Sería por sí misma una historia digna de contarse la manera como Simpson encontró el camino, solo, a través del lago y del bosque. Oírsela a él es conocer la apasionada soledad de espíritu que puede sentir un hombre cuando la Naturaleza Salvaje lo tiene en el hueco de su mano ilimitada... y se ríe de él.
Es, también, admirar su voluntad inquebrantable.
No reclama para sí ningún mérito. Confiesa que seguía maquinalmente, y sin pensar, el rastro casi invisible. Y esto, indudablemente, es verdad. Confiaba en la guía inconsciente de la razón, que es el instinto. Tal vez le ayudara también cierto sentido de orientación, tan desarrollado en los animales y en el hombre primitivo. El caso es que, a través de toda aquella enmarañada región, consiguió llegar al sitio donde Défago, casi tres días antes, había escondido la canoa con estas palabras:
—Cruzar el lago todo recto, hacia el sol, hasta dar con el campamento.

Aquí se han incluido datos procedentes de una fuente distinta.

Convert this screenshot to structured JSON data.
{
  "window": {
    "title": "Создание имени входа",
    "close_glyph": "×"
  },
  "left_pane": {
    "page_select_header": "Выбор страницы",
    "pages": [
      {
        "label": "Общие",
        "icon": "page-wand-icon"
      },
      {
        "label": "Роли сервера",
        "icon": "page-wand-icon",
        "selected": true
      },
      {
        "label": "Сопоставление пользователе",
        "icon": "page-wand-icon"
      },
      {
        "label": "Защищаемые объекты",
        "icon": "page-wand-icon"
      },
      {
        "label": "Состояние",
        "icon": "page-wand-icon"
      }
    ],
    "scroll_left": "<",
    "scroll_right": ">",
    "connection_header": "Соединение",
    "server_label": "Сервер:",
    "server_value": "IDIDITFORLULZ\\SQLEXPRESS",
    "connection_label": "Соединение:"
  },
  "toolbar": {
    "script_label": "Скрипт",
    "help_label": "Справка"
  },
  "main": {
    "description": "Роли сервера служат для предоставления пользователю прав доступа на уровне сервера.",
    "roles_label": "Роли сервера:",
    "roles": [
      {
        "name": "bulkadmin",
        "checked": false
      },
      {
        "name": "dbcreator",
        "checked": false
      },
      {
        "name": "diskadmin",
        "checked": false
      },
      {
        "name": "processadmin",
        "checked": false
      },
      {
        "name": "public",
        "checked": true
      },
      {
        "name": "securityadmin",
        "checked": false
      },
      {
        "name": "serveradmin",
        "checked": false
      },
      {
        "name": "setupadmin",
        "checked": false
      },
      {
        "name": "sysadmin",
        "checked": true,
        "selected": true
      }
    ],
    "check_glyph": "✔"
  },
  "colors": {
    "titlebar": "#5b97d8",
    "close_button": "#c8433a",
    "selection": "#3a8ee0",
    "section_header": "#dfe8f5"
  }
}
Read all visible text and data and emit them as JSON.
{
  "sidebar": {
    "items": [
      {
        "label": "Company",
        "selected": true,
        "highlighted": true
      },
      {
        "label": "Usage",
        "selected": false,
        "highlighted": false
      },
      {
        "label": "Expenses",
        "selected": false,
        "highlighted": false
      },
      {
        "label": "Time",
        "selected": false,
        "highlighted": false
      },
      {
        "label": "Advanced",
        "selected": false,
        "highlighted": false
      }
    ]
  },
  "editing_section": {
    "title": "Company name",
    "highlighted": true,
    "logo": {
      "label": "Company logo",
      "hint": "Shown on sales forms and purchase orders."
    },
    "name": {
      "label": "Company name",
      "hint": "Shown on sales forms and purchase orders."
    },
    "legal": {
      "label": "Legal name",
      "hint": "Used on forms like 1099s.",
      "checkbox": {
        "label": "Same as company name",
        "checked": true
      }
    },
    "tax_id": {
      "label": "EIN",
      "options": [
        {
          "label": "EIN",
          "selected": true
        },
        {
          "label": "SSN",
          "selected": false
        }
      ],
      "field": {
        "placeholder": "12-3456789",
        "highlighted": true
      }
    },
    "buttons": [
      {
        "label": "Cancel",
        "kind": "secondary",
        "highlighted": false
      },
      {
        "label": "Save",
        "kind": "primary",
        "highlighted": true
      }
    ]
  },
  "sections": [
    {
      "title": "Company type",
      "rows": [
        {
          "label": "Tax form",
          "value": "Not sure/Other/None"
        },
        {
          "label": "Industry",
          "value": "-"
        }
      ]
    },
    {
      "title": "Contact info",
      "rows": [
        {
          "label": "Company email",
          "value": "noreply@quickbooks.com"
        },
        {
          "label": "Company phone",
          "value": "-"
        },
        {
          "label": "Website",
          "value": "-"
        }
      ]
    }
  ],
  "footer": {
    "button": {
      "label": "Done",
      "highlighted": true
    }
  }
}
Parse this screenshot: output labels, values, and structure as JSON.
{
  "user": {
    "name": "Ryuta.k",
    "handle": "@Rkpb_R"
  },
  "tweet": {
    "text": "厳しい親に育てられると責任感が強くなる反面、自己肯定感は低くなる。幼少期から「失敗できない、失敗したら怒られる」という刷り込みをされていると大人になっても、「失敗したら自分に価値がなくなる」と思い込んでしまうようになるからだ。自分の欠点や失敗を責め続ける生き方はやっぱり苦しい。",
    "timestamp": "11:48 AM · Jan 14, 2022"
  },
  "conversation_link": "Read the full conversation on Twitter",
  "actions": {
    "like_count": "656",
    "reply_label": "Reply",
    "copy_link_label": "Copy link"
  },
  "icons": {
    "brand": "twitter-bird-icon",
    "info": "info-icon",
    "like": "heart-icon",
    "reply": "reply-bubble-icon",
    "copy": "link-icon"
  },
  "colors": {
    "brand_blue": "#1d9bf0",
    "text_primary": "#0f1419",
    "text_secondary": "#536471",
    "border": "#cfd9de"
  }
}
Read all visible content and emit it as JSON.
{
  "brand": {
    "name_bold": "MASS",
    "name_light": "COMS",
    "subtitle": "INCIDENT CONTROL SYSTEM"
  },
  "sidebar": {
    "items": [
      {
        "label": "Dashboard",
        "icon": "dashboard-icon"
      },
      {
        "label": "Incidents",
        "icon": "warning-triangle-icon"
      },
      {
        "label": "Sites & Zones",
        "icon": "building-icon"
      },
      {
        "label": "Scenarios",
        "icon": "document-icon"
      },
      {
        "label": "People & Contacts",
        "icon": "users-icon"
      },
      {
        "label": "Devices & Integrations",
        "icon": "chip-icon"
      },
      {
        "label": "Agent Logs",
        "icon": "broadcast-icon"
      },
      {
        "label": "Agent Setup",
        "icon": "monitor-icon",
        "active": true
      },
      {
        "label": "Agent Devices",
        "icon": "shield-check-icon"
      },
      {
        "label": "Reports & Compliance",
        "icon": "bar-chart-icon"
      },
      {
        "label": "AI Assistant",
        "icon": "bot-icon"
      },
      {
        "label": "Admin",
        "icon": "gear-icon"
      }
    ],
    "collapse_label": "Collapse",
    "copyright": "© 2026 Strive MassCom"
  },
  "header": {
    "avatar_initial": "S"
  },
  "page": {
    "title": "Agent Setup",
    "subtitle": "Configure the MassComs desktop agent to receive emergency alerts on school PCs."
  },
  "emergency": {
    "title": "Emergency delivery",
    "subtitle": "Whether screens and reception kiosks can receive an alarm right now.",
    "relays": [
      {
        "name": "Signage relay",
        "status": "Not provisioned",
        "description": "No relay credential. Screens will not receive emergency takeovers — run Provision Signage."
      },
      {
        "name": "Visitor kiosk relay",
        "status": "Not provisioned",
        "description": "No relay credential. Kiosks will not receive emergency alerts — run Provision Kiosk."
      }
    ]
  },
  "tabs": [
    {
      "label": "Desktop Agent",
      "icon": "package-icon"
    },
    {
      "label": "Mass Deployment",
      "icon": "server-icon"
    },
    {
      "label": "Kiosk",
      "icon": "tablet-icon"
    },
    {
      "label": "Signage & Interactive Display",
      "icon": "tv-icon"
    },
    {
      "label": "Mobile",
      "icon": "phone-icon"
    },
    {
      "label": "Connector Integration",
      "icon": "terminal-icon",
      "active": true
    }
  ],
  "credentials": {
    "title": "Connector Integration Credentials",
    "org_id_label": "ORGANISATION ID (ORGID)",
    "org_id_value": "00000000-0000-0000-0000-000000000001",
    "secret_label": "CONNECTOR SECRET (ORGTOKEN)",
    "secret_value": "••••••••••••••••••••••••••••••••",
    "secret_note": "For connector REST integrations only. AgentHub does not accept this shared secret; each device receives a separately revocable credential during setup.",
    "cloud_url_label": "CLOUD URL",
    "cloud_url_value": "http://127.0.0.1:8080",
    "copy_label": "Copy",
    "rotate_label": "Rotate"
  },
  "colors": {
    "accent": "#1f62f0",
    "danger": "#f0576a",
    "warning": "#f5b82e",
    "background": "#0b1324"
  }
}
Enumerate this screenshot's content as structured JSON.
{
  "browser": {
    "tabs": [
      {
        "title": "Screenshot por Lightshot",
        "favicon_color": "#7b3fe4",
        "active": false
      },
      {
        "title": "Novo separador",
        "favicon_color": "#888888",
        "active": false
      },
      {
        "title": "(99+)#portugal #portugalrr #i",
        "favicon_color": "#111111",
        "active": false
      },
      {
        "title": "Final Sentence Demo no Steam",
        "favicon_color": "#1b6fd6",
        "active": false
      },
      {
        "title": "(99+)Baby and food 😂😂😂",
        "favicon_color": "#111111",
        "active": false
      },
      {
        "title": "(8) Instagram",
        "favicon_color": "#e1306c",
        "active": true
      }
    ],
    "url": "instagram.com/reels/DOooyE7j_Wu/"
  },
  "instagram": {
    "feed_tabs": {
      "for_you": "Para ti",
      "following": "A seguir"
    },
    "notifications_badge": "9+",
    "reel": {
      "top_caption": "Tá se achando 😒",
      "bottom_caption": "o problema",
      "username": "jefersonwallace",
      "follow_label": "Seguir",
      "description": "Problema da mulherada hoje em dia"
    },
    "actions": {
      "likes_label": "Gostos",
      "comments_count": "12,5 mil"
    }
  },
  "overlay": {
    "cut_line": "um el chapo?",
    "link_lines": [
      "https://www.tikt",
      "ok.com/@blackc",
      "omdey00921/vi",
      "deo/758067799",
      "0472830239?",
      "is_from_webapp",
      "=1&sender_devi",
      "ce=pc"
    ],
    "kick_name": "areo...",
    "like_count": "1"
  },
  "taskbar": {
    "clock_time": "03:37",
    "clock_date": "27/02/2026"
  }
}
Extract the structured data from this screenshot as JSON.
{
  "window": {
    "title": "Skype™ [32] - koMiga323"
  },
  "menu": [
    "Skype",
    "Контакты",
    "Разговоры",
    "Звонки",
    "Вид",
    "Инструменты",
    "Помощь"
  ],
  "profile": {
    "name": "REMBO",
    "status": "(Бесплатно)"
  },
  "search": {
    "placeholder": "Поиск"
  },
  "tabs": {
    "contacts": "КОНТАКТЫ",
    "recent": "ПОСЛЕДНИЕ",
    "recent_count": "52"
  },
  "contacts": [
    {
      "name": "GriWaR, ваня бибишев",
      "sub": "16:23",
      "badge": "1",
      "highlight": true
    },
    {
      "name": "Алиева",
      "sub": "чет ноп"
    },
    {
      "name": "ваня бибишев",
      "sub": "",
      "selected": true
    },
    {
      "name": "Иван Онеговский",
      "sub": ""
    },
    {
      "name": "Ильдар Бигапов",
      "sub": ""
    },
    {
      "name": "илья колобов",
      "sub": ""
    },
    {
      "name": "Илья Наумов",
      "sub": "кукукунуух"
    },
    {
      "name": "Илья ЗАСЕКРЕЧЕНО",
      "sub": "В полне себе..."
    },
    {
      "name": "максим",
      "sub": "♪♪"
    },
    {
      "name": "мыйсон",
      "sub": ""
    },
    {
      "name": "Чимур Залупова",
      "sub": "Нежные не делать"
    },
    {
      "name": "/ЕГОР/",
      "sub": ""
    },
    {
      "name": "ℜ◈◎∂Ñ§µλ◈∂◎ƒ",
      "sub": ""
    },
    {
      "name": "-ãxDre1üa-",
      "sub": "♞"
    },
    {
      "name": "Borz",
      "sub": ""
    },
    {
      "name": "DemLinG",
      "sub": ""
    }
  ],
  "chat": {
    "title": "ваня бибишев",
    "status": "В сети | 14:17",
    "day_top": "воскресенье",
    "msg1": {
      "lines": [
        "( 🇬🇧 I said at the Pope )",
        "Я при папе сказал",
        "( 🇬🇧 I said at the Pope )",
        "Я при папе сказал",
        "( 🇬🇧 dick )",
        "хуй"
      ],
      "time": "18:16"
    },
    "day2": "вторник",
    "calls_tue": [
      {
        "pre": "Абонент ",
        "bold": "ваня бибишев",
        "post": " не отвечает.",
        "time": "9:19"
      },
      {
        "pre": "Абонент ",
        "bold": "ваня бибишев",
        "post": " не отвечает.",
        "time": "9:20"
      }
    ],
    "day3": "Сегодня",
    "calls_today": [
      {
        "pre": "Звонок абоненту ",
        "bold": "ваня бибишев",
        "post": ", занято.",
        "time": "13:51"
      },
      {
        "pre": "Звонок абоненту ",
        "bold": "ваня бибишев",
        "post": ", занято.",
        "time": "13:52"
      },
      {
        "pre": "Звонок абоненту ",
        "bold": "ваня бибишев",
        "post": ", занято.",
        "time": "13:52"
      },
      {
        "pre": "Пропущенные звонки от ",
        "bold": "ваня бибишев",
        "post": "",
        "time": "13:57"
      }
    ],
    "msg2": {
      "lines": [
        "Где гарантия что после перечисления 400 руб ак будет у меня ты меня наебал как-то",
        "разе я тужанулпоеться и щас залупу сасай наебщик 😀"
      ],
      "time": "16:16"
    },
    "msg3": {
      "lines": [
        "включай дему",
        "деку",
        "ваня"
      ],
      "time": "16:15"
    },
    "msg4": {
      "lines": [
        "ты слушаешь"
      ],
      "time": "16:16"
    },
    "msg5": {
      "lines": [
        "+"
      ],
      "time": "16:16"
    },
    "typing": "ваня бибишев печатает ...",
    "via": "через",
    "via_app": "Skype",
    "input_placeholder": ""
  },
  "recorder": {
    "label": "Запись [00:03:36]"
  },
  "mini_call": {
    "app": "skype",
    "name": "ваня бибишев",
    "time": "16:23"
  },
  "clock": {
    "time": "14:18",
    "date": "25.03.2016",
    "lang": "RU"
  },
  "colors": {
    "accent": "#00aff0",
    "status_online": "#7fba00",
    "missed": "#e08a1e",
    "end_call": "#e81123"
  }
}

No había sol de ninguna clase, pero se ayudó con la brújula como Dios le dio a entender, y cubrió los últimos veinte kilómetros de su viaje a bordo de la frágil piragua, con una inmensa sensación de alivio al dejar atrás, por fin, el bosque interminable. Por fortuna, el agua estaba tranquila. Enfiló proa al centro del lago, en vez de costear, Y tuvo la suerte, además, de que los otros estuvieran ya de regreso. La luz de la hoguera le proporcionó un punto de referencia, sin el cual habría perdido toda la noche para encontrar el campamento.
De todos modos, era cerca de media noche cuando su canoa rozó la arena de la ensenada. Hank, Punk y su tío, despertados por sus gritos, echaron a correr. Y viéndole cansado y deshecho, le ayudaron a abrirse camino por las rocas hasta el fuego casi apagado.
La repentina irrupción de su prosaico tío en este mundo de pesadilla en que vivía desde hacía dos días y dos noches, tuvo el efecto inmediato de dar al asunto un cariz enteramente nuevo. Bastó con oír su cordial «¡Hola, hijo mío! ¿Qué te pasa?» y sentirse agarrado por aquella mano seca y vigorosa, para que su manera de enfocar los hechos sufriera un giro radical. Estalló en su interior como una violenta reacción purificadora y comprendió que su comportamiento no había sido normal. Incluso se sintió algo avergonzado de sí mismo. La original terquedad de su raza le dominaba por completo.
Y esto último explica, indudablemente, por qué le resultó tan difícil contar su extraña aventura ante el grupo reunido junto al fuego. Dijo lo necesario, no obstante, para que se tomase la inmediata decisión de ir a rescatar al guía. Pero antes, Simpson debía comer y, sobre todo, dormir para estar en condiciones de llevarles hasta allá. El doctor Cathcart, que se daba más cuenta del estado del muchacho de lo que éste creía, le inyectó una dosis muy ligera de morfina que le permitió dormir como un tronco durante seis horas.